With a modified version of [corona](https://github.com/vorner/corona) benchmarks:
```
test async ... bench: 31,028,198 ns/iter (+/- 2,738,679)
test async_cpupool ... bench: 29,813,426 ns/iter (+/- 14,394,817)
test async_cpupool_cpus ... bench: 31,497,284 ns/iter (+/- 7,074,686)
test async_cpupool_many ... bench: 30,785,178 ns/iter (+/- 7,982,811)
test async_cpus ... bench: 25,660,063 ns/iter (+/- 204,811,182)
test async_many ... bench: 24,347,067 ns/iter (+/- 1,980,457)
test corona ... bench: 38,565,408 ns/iter (+/- 1,717,367)
test corona_blocking_wrapper ... bench: 38,856,394 ns/iter (+/- 2,242,614)
test corona_blocking_wrapper_cpus ... bench: 29,147,673 ns/iter (+/- 89,727,410)
test corona_blocking_wrapper_many ... bench: 28,384,512 ns/iter (+/- 2,480,628)
test corona_cpus ... bench: 28,862,550 ns/iter (+/- 2,197,395)
test corona_many ... bench: 28,509,142 ns/iter (+/- 2,767,814)
test coroutines ... bench: 26,673,276 ns/iter (+/- 3,232,604)
test coroutines_cpus ... bench: 27,194,849 ns/iter (+/- 2,787,879)
test coroutines_many ... bench: 26,744,986 ns/iter (+/- 3,161,595)
test futures ... bench: 30,695,434 ns/iter (+/- 2,447,777)
test futures_cpupool ... bench: 29,626,141 ns/iter (+/- 3,090,787)
test futures_cpupool_cpus ... bench: 30,573,408 ns/iter (+/- 3,549,979)
test futures_cpupool_many ... bench: 30,276,154 ns/iter (+/- 4,121,736)
test futures_cpus ... bench: 24,814,705 ns/iter (+/- 2,107,849)
test futures_many ... bench: 24,750,719 ns/iter (+/- 1,875,699)
test may ... bench: 27,553,510 ns/iter (+/- 3,164,095)
test may_cpus ... bench: 28,315,233 ns/iter (+/- 2,892,440)
test may_many ... bench: 27,812,071 ns/iter (+/- 2,814,072)
test threads ... bench: 42,440,270 ns/iter (+/- 4,181,660)
test threads_cpus ... bench: 40,202,798 ns/iter (+/- 6,837,590)
test threads_many ... bench: 40,259,324 ns/iter (+/- 864,916,488)
```
## Known issues
- Entering asynchronous operations while holding a Mutex or RwLock on the current coroutine is currently a very expensive operation because the current coroutine has to be pinned to an execution unit and cannot yield out while waiting for the lock to be available.
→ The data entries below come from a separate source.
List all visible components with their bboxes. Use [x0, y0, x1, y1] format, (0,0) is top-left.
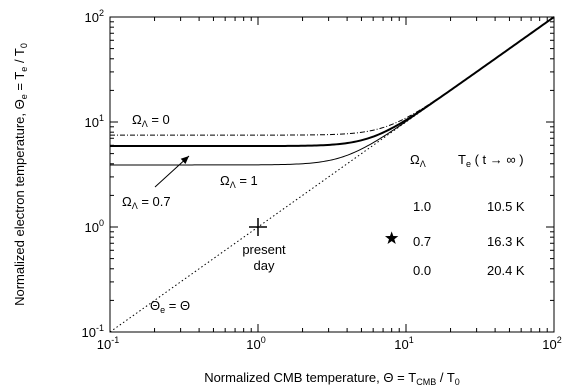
series-line-omega-1 [110, 16, 555, 166]
table-cell-te: 10.5 K [487, 199, 525, 214]
series-line-omega-0 [110, 16, 555, 136]
table-header-omega: ΩΛ [410, 152, 426, 169]
x-tick-label: 100 [246, 335, 265, 352]
major-ticks [109, 16, 555, 333]
y-tick-label: 100 [85, 218, 104, 235]
y-axis-label: Normalized electron temperature, Θe = Te… [12, 43, 29, 306]
star-marker [385, 231, 399, 244]
plot-frame [109, 16, 555, 333]
annotation-omega-0-7: ΩΛ = 0.7 [122, 194, 171, 211]
identity-line [109, 16, 555, 333]
table-cell-omega: 0.0 [413, 263, 431, 278]
table-cell-omega: 0.7 [413, 234, 431, 249]
x-tick-label: 102 [542, 335, 561, 352]
table-cell-te: 16.3 K [487, 234, 525, 249]
annotation-identity: Θe = Θ [150, 298, 190, 315]
x-tick-label: 10-1 [97, 335, 119, 352]
tick-labels: 10-1 100 101 102 10-1 100 101 102 [82, 8, 562, 352]
annotation-omega-1: ΩΛ = 1 [220, 173, 258, 190]
annotation-present: present [242, 242, 286, 257]
y-tick-label: 10-1 [82, 323, 104, 340]
table-header-te: Te ( t → ∞ ) [458, 152, 524, 169]
table-cell-te: 20.4 K [487, 263, 525, 278]
table-cell-omega: 1.0 [413, 199, 431, 214]
annotation-day: day [254, 258, 275, 273]
y-tick-label: 102 [85, 8, 104, 25]
annotation-omega-0: ΩΛ = 0 [132, 112, 170, 129]
series-group [109, 16, 555, 333]
minor-ticks [110, 17, 554, 332]
x-tick-label: 101 [394, 335, 413, 352]
y-tick-label: 101 [85, 113, 104, 130]
x-axis-label: Normalized CMB temperature, Θ = TCMB / T… [204, 370, 460, 387]
series-line-omega-0-7 [110, 16, 555, 148]
annotation-arrow-head [180, 156, 189, 164]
However, doing I/O while holding a lock is a slow operation itself so performance penalty with coroutine pinning / blocking wait will not be noticed most of the time.
- Thread local storage (TLS) is not yet patched and might be dangerous to use across an async_enter/exit boundary. It needs some work to figure out how to do the hookings correctly.
- Only x86-64 Linux is supported at the moment. Porting to other Unix-like systems and i386 & ARM architectures is planned.